Basiu, ja też się cieszę z tej dobrej prognozy pogody. Jeżeli tak będzie to już na pewno jedziemy na działkę. Przed wyjazdem chciałam przyciąć winogrona i inne krzewy. Jak przyjadę to biorę się za warzywniak. Już się nie mogę doczekać do soboty. Mam dwa wiaderka odpadków na kompost. Nareszcie się znajdą tam gdzie ich miejsce.
No, winogrona trzeba szybko ciać, bo potem straszliwie płaczą. Ja swoje zawsze tnę po opadnięciu liści. To wysoce mrozoodporna amerykańska odmiana i bardziej ozdobna niż jadalna. Ale na wino wyśmienita
Też mam zamiar zerknąć co się na działce dzieje.

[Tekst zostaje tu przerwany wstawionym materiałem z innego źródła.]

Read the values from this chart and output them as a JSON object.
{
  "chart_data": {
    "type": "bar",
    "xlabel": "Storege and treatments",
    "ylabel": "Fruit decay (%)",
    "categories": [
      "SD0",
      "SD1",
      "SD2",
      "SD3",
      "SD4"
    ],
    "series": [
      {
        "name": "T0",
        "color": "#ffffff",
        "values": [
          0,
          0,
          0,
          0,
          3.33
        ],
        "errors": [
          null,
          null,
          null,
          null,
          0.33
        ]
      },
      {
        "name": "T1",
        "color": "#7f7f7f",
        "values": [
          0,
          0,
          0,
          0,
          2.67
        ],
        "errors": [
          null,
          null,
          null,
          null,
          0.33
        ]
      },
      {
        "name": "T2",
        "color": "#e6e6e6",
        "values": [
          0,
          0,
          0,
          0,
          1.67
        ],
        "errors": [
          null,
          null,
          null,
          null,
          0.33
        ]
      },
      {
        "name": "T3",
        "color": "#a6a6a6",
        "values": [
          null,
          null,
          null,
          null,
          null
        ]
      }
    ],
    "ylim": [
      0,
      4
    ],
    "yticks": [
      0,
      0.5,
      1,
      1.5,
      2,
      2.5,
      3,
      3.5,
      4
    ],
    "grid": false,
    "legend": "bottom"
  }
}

A nuż przebiśnieg jakiś wyszedł, i ciemiernik dalej kwitnie, i krokusik kiełek pokazał?
Ten migdałek okres świetnosci ma juz za sobą. W pewną zimę niemal wymarzł. Miałam go wywalić ale rozmyśliłam się. Odbił trochę od korzenia i regeneruje się już ze cztery lata. Hahaha, cierpliwa jestem, no nie?